Ardından “Ey Amerika” çıkışlarının paravanında ilk AKP hükûmetinde 1 Mart 2003 tezkeresi ile Irak’ı işgale giden 95 bin Amerikan askerinin İskenderun’dan Nusaybin’e Türkiye topraklarında silah ve mühimmatlarıyla konuşlanmasını içeren 1 Mart (2003) tezkeresi”nin Meclis’te rededilmesine büyük tepki gösterip milletvekillerine veryansın eden Erdoğan’ın yine Başbakan olarak imzaladığı ve 1 Eylül 2004’te Resmî Gazete’de yayımlanan “Amerikan gemi ve uçaklarının Türkiye’deki yedi deniz limanı ile altı havalimanında gizli mahiyetteki silâh, mühimmat, askerî teçhizatın ithali ve daimi nakil ve tevzii ile ihracı” güvenceye alındı.

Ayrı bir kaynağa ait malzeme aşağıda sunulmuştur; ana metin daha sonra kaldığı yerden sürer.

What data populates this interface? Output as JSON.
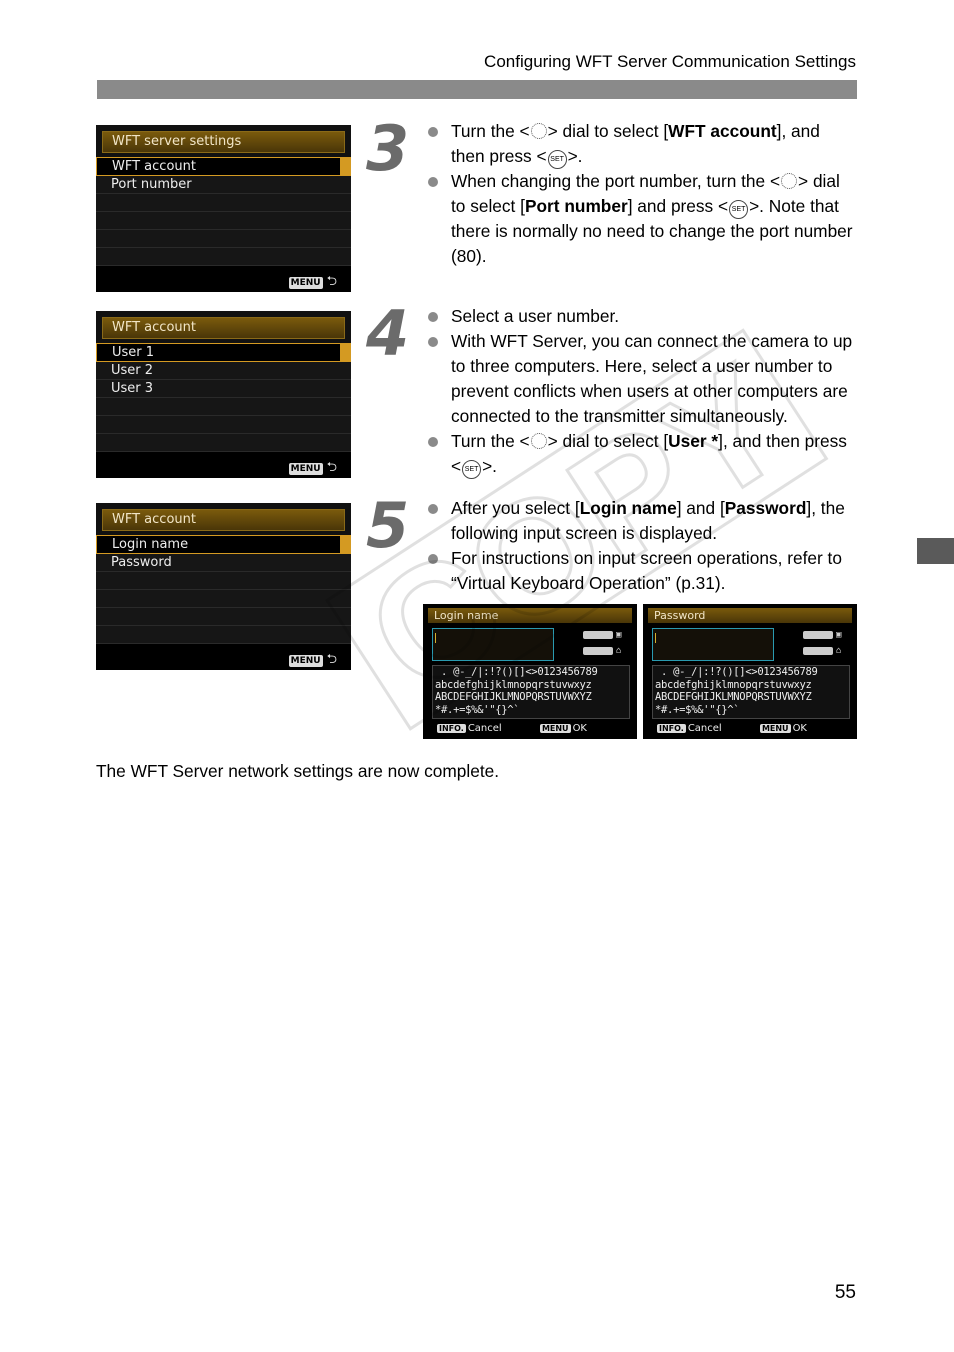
{
  "header": {
    "running_title": "Configuring WFT Server Communication Settings"
  },
  "page_number": "55",
  "watermark": "COPY",
  "screens": [
    {
      "title": "WFT server settings",
      "items": [
        "WFT account",
        "Port number"
      ],
      "selected": 0,
      "footer_button": "MENU"
    },
    {
      "title": "WFT account",
      "items": [
        "User 1",
        "User 2",
        "User 3"
      ],
      "selected": 0,
      "footer_button": "MENU"
    },
    {
      "title": "WFT account",
      "items": [
        "Login name",
        "Password"
      ],
      "selected": 0,
      "footer_button": "MENU"
    }
  ],
  "steps": [
    {
      "number": "3",
      "bullets": [
        {
          "parts": [
            "Turn the <",
            "dial",
            "> dial to select [",
            "b:WFT account",
            "], and then press <",
            "set",
            ">."
          ]
        },
        {
          "parts": [
            "When changing the port number, turn the <",
            "dial",
            "> dial to select [",
            "b:Port number",
            "] and press <",
            "set",
            ">. Note that there is normally no need to change the port number (80)."
          ]
        }
      ]
    },
    {
      "number": "4",
      "bullets": [
        {
          "parts": [
            "Select a user number."
          ]
        },
        {
          "parts": [
            "With WFT Server, you can connect the camera to up to three computers. Here, select a user number to prevent conflicts when users at other computers are connected to the transmitter simultaneously."
          ]
        },
        {
          "parts": [
            "Turn the <",
            "dial",
            "> dial to select [",
            "b:User *",
            "], and then press <",
            "set",
            ">."
          ]
        }
      ]
    },
    {
      "number": "5",
      "bullets": [
        {
          "parts": [
            "After you select [",
            "b:Login name",
            "] and [",
            "b:Password",
            "], the following input screen is displayed."
          ]
        },
        {
          "parts": [
            "For instructions on input screen operations, refer to “Virtual Keyboard Operation” (p.31)."
          ]
        }
      ]
    }
  ],
  "keyboards": [
    {
      "title": "Login name",
      "chars": [
        " . @-_/|:!?()[]<>0123456789",
        "abcdefghijklmnopqrstuvwxyz",
        "ABCDEFGHIJKLMNOPQRSTUVWXYZ",
        "*#.+=$%&'\"{}^`"
      ],
      "cancel_badge": "INFO.",
      "cancel_label": "Cancel",
      "ok_badge": "MENU",
      "ok_label": "OK"
    },
    {
      "title": "Password",
      "chars": [
        " . @-_/|:!?()[]<>0123456789",
        "abcdefghijklmnopqrstuvwxyz",
        "ABCDEFGHIJKLMNOPQRSTUVWXYZ",
        "*#.+=$%&'\"{}^`"
      ],
      "cancel_badge": "INFO.",
      "cancel_label": "Cancel",
      "ok_badge": "MENU",
      "ok_label": "OK"
    }
  ],
  "closing_text": "The WFT Server network settings are now complete."
}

“İSRAİL’İN GÜVENLİĞİ” HESÂBINA…
Bu arada ABD’nin Türkiye’deki başta İncirlik olmak üzere onlarca askeri üs ve tesisine ek olarak Pentagon belgelerine göre “İsrail’in bölgesel güvenliği” için “Amerikan Füze Kalkanı” Malatya Kürecik’e, Suriye’yi ateş alanına alan Patriot Füze Bataryaları Güneydoğu bölgesinde konuşlandırdı.
Suriye’nin kuzeyinde ABD’nin 50 bin TIR silâh ve mühimmat sevkiyle silâhlandırıp Türkiye’nin yanıbaşında “İsrail’in güvenliği” hesâbına “koridor devlet” kurdurduğu PYD/YPG örgütünün “korunması” için Mehmetçiğin Amerikan askerleriyle ortak devriye gezmesi devam ediyor.
Ve “Amerika’nın Hasımlarına Yaptırımlar Yoluyla Mücadele Yasası (CAATSA)” kapsamında ABD’nin ağır ekonomik yaptırımları sürerken 40 milyar tazminat istenen Halk Bank ve Zarrap davalarının yanısıra “Cumhurbaşkanı ile âilesinin Amerika ve yurtdışındaki mal varlığının araştırlması” şantajı altında ABD’nin “Türk SİHA’sını biz bilerek düşürdük!” küstahlığına Ankara’dan açık bir cevap veril(e)medi.
“Ey İsrail!”, “Ey Amerika!” söylemlerinin arkaplanı böyle.